Q2: How long does it take to learn vocabulary as a child?

"During the second year of life, children start learning approximately one word per week, and then one word per day" (Gleason, 2014, p. 112).

"Children do not acquire a language more quickly than adults and with lots of time to devote to language acquisition, adults can learn a second language to a high level of proficiency in the same amount of time it takes a baby to learn its first 20 words." (Larson, 2015, p. 15).

Q3: Why is it faster to learn as an adult?

"Adults have greater cognitive abilities that enable them to learn new words faster. They are also able to use strategies to help them learn." (Larson, 2015, p. 15)

2 Exercise: Write Questions

For each topic sentence, write questions that could help guide the researcher.


  • TS: Business etiquette differs greatly between the United States and many Asian countries.
  • What is typical business etiquette in the US?
  • What is typical business etiquette in Asian countries?
  • What characteristics of business etiquette are the most unique to each place?

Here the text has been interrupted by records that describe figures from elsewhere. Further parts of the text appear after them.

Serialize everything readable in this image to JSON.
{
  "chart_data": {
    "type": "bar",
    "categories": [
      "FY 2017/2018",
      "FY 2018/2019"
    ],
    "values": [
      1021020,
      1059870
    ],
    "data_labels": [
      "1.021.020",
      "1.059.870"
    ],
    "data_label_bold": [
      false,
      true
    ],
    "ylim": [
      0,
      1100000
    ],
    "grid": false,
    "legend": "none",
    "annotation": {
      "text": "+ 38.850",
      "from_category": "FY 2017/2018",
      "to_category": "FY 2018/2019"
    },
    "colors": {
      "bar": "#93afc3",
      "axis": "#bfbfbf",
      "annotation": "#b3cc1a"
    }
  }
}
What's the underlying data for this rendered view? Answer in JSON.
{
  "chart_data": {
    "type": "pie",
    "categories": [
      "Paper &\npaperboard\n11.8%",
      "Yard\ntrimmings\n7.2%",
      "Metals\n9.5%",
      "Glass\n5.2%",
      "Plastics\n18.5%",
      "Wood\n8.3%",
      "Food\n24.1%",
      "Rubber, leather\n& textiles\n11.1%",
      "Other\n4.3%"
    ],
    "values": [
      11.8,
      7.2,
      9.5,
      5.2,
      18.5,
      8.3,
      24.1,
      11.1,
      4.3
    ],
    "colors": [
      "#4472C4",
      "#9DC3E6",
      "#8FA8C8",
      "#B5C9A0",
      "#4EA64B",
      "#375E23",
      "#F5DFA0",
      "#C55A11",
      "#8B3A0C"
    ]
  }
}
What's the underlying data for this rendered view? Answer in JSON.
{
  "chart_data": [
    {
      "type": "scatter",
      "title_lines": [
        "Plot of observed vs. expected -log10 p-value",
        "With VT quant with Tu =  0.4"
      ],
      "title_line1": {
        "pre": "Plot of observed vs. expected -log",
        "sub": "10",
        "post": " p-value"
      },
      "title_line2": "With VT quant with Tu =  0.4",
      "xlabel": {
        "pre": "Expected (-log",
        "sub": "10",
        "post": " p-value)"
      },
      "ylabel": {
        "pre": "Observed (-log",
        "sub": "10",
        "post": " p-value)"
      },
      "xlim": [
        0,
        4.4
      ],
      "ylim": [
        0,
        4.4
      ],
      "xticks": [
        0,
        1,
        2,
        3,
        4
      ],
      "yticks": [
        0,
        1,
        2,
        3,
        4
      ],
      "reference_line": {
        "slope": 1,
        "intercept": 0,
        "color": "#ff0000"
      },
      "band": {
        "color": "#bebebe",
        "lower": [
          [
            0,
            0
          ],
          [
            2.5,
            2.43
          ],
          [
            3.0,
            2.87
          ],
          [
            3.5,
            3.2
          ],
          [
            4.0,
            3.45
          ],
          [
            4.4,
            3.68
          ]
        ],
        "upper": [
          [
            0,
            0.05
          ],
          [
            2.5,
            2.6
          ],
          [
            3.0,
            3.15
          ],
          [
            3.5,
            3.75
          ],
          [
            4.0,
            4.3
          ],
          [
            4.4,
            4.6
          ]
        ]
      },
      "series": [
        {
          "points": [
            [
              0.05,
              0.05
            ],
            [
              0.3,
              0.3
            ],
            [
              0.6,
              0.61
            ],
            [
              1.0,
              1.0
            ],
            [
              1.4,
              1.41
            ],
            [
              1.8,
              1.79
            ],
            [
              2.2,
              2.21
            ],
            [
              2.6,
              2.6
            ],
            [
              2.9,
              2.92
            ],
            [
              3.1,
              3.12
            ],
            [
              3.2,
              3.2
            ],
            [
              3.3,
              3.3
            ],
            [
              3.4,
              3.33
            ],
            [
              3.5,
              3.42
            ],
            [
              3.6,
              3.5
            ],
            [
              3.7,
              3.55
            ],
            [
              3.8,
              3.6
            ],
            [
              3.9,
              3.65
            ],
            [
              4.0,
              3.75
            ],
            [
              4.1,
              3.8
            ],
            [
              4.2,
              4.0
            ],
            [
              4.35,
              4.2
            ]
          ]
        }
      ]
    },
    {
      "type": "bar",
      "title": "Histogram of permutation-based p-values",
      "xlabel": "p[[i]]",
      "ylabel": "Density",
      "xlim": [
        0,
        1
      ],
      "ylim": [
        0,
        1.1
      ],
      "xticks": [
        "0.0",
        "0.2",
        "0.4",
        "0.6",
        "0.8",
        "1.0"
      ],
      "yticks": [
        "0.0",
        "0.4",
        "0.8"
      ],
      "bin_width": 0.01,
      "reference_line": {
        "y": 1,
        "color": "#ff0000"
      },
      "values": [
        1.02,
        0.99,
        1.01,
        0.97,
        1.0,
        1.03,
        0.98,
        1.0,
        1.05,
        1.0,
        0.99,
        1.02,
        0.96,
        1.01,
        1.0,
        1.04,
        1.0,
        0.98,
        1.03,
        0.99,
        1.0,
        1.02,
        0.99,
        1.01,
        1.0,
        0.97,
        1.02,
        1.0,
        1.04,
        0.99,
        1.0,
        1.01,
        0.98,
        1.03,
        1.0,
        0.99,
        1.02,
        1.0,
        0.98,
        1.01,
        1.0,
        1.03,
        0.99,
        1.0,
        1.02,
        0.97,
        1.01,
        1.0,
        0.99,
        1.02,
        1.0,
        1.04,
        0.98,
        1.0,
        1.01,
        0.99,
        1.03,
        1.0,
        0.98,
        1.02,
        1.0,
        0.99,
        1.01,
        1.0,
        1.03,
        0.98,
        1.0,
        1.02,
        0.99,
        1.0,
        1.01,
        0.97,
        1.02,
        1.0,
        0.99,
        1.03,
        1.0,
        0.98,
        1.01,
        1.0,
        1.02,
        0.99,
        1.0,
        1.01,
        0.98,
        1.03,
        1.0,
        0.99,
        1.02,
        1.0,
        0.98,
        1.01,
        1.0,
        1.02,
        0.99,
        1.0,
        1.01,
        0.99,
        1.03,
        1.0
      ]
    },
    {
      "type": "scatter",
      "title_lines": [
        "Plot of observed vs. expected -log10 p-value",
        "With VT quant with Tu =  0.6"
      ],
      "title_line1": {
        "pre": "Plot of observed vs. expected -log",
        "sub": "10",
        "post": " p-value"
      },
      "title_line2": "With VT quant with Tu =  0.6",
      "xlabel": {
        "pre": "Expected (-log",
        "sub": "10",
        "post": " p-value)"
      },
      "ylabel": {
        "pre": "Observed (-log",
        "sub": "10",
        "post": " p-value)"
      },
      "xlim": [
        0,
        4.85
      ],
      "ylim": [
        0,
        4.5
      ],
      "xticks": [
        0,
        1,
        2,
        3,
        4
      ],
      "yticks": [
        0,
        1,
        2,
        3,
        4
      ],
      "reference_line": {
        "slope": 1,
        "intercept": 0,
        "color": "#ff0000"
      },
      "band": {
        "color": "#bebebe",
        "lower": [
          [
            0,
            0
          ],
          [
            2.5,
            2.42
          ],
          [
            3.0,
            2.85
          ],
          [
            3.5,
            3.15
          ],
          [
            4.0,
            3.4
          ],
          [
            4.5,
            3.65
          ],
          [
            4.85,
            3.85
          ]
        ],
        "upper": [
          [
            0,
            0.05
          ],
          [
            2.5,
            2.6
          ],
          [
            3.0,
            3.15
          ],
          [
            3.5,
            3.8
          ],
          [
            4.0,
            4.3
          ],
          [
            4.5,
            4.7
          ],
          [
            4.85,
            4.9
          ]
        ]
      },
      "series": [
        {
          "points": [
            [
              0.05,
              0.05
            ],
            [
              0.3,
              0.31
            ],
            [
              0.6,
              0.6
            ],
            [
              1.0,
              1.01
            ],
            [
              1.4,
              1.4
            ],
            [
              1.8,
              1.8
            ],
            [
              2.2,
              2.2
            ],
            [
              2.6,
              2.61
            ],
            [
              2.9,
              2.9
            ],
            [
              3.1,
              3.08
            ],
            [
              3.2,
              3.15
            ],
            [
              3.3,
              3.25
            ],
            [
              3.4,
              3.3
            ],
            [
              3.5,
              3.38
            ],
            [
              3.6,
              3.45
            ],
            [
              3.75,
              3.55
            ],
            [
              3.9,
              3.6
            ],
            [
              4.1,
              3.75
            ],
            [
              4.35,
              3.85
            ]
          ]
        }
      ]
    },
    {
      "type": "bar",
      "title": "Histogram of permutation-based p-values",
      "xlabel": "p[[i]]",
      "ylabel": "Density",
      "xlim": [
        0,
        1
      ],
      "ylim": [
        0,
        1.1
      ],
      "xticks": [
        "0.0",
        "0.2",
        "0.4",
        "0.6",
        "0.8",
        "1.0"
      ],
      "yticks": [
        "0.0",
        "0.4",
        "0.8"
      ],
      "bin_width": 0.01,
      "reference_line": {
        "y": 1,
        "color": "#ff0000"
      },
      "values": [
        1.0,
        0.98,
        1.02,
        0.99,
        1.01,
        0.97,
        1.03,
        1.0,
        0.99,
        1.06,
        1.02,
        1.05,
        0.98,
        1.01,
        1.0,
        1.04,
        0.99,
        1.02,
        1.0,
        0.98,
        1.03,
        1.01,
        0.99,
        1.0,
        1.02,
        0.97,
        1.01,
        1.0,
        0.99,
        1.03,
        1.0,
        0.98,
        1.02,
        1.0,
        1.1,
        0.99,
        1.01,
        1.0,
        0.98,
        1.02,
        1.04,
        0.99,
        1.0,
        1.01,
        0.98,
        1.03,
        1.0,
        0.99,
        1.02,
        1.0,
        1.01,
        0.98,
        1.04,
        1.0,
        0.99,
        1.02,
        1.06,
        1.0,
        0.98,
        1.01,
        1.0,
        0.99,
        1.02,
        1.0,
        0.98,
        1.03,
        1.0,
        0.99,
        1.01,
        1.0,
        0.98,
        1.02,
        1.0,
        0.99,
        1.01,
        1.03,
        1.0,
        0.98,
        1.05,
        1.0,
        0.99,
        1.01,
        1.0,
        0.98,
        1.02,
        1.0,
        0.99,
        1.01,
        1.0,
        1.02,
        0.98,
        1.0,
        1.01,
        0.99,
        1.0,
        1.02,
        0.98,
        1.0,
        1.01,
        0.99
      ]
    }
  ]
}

  1. TS: Rome and Greece were influential societies because of their architecture.
  2. TS: Governments need to regulate burning fossil fuels because the health effects of air pollution on humans are severe.
  3. TS: The Great Depression was a time of economic uncertainty that led to innovation.

Sometimes your questions may be difficult to find answers for. Asking questions is a good strategy to focus your research, but don't hesitate to ask additional questions (or adjust your original questions) if you can't find sources to answer all of them. It may be that there are no sources to answer some of your questions, and that is okay. Let the research guide you.

Oftentimes as you research and become more familiar with your subject, you will ask better questions based off of things you read. It's also okay to adjust your outline based on the research that you conduct.

Consider the following topic sentence and developing questions:

TS: A restaurant is one of the most risky businesses to start for entrepreneurs.

All of these questions support and develop the topic sentence. However, if after doing research you can't find a source to answer one of these questions, don't be afraid to throw out or adjust a good question.